Performance measurement in government is not likely to make the hearts of the electorate beat faster. But it is a means to an important end: whether the government has achieved what it set out to do.
In 2010, the coalition introduced a new system of performance measurement, with each department agreeing a list of actions (such as legislation it would pass and policies it would implement) and a set of impact indicators. The prime minister said these indicators were part of “the basic information that the public needs to hold government to account”. And the communities secretary, Eric Pickles, said he wanted to mobilise an army of armchair auditors as he opened the Department for Communities and Local Government’s (DCLG) books to public scrutiny. But our new Institute for Government report shows why the troops have not enlisted.
The 207 indicators – across 17 government departments – include how many people are on particular types of benefit (Department for Work and Pensions), the number of new housing starts (DCLG) and emergency admissions (Department of Health). Our report shows that since 2010, all of the Department of Energy and Climate Change’s indicators have moved in the right direction, while only two of the Ministry of Defence’s have. DWP and DCLG were both in the top five, while – with 50% of its indicators moving in the right direction – the DH was bang in the middle. Overall, more than half of impact indicators have moved in the right direction since 2010.
But some departments have not published comparable data for a significant number of their indicators. And using the Number 10 Transparency website – designed to be a portal for the public to access and use the data – it would be difficult, if not impossible, to find the scores in a usable, open format, if at all.

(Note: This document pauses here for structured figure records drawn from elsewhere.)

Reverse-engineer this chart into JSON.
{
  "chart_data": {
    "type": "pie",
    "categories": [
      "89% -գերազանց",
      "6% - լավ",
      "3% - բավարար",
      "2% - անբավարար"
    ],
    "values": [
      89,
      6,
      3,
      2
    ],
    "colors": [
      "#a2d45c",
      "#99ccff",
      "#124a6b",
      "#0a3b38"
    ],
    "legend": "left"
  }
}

Our report assesses how useful the indicators were under three headings: as data (the raw material), as information (explaining what anything meant) and as evidence (whether the system is actually being used). On the data front, there were some problems with availability and with quality.

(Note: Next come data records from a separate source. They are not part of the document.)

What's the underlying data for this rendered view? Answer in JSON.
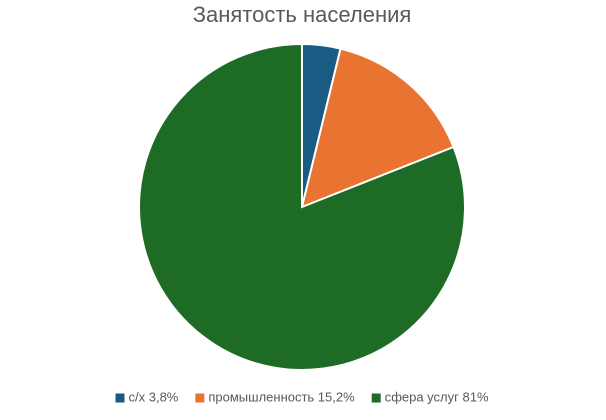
{
  "chart_data": {
    "type": "pie",
    "title": "Занятость населения",
    "categories": [
      "с/х 3,8%",
      "промышленность 15,2%",
      "сфера услуг 81%"
    ],
    "values": [
      3.8,
      15.2,
      81
    ],
    "colors": [
      "#1a5b84",
      "#e97432",
      "#1e6b26"
    ],
    "legend": "bottom"
  }
}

Some departments were very good at explaining and presenting what all of the numbers actually meant. DCLG, for example, has a dashboard for each indicator, explaining where the data comes from, what it shows and what increases and decreases actually mean. However, many departments do not explain what anything means. The lack of benchmarks or baselines in nearly all cases also makes understanding and comparisons difficult.

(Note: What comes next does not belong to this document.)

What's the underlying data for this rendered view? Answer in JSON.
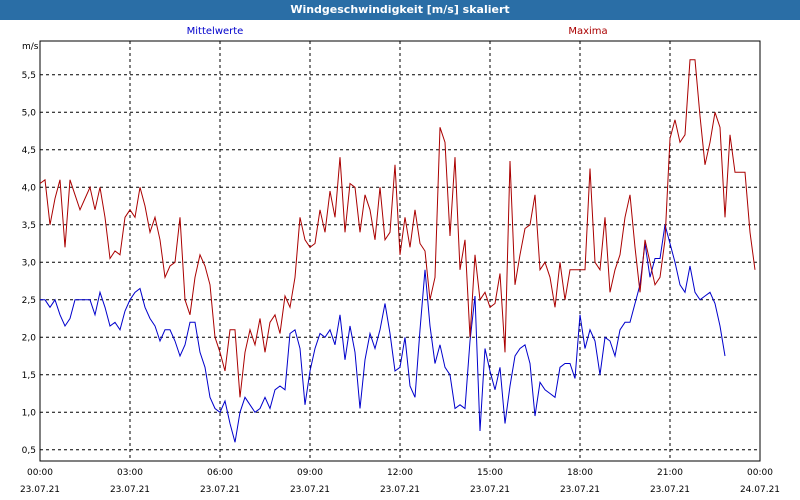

In many cases, there is only a tenuous link between the impact indicators and the actions that departments had committed to implementing. For example, many of the DH’s actions were focused on reorganising the health service – while this might have an overall beneficial effect on health, there were often few actions directly targeting specific impacts (such as increasing life expectancy).
As for evidence, we examined whether different audiences – the public, departments themselves, and ministers – could or were using the impact indicators. We concluded that the plans appeared to have lost any political link, and that many departments were using something else. As for the public, the lack of availability and poor quality of data poses a barrier.
If the government wants to recruit an army of auditors, then it needs to improve the accessibility and quality of the data it publishes. For some of the data we tried to find for this report, publishing at all, publishing in a timely way and publishing details of sources and caveats would be helpful.
Better information about what these impact indicators mean – how they relate to the actions departments are undertaking, baselines and benchmarks to understand performance, and why these measures matter – would also greatly help public understanding and use of the data.
Measuring outcomes is difficult. But whatever government is formed after the election will need to be clear on what it wants to achieve, and how it is going to do this and measure it.